The 2017 Fiat Abarth 124 Spider is a new two-door convertible sportscar made by the performance arm of Fiat. It shares many of its underpinnings with the highly rated Mazda MX-5, and arrives in Australia in October priced around $40,000. Here are eight unique factoids about it.
1. It’s an MX-5 underneath. Fiat jointly developed the Abarth 124 Spider with Mazda and much of the chassis and interior design touches – like the dials, infotainment screen and steering wheel – are lifted from the Mazda. The Fiat is also built in Japan at Mazda’s HQ, though its unique exterior styling was penned in Turin, Italy.
2. It’s turbocharged. Unlike the Mazda MX-5 which uses naturally aspirated engines, the Fiat sports a more powerful 1.4-litre four-cylinder turbo that produces 125kW/250Nm. That’s 7kW/50Nm more than the most powerful MX-5, and helps the Abarth hit 0-100km/h in a respectable 6.8 seconds.
3. It’s light. The Abarth 124 Spider hits the scales at 1060kg, with this svelte frame helping everything from dynamics, performance and fuel economy. However it is slightly heavier than the welterweight MX-5 thanks to its beefier turbocharged engine and stronger brakes and larger dimensions.
4. It sounds good. Quad tailpipes give the Abarth 124 a rorty soundtrack, which can be enhanced even further by an optional Monza exhaust.
5. It has pedigree. The Fiat 124 badge has a long history, first appearing in the late 1960s featuring a body created by iconic designer Pininfarina. Abarth produced a racier, more powerful version in 1972, called the 124 Rally, to which this new model pays homage with an optional black bonnet and boot lid.
6. There might be a coupe version. Officially, Fiat says it has no immediate plans for a hardtop version of 124 Spider, but industry insiders hint that market demand could see one join the lineup. It wouldn’t use the folding targa-style hardtop of the yet-to-be-released Mazda MX-5 RF either, with Fiat tipped to develop its own hardtop design.

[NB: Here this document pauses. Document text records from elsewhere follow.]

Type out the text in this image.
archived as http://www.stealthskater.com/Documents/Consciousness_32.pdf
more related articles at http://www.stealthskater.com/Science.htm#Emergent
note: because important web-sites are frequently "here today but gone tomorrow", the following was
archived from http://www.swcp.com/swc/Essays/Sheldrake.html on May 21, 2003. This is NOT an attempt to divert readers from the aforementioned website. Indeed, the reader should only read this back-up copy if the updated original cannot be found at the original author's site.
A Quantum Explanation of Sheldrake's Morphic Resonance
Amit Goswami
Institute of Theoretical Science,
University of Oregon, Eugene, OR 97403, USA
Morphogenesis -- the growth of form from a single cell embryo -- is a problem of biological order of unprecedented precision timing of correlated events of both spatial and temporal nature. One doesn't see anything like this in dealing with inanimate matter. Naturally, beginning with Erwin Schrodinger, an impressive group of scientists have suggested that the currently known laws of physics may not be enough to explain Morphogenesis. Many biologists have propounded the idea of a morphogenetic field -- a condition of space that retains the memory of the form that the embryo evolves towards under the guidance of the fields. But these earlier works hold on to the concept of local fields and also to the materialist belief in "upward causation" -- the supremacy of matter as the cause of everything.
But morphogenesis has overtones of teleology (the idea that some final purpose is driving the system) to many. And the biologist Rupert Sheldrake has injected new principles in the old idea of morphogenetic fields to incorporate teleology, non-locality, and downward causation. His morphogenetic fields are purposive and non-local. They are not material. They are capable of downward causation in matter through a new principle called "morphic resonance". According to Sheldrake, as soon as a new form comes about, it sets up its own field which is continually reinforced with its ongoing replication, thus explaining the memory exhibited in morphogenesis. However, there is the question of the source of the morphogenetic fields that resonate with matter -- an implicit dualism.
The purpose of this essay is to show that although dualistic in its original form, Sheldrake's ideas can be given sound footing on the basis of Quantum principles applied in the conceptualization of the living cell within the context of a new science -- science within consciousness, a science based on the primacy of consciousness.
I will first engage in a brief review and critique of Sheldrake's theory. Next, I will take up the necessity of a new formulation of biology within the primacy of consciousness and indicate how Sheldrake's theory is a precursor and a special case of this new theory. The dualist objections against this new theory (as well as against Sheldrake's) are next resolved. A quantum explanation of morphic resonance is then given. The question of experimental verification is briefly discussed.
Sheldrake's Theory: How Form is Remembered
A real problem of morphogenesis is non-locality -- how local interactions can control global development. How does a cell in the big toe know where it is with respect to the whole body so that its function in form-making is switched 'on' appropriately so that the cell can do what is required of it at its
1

7. It’s safe, and scores equipment the MX-5 doesn’t. Aussie versions of the Abarth will arrive with optional safety gear like blindspot monitoring, adaptive LED headlights and rear cross traffic alert, which warns you of approaching cars when reversing. There’s also a standard reverse camera, which is a notable omission on the MX-5.
8. There’s a less powerful version, but we aren’t getting it in Australia. Fiat also makes a ‘regular’ version of the 124 Spider that produces less power and focuses more on comfort than performance which it sells in other markets.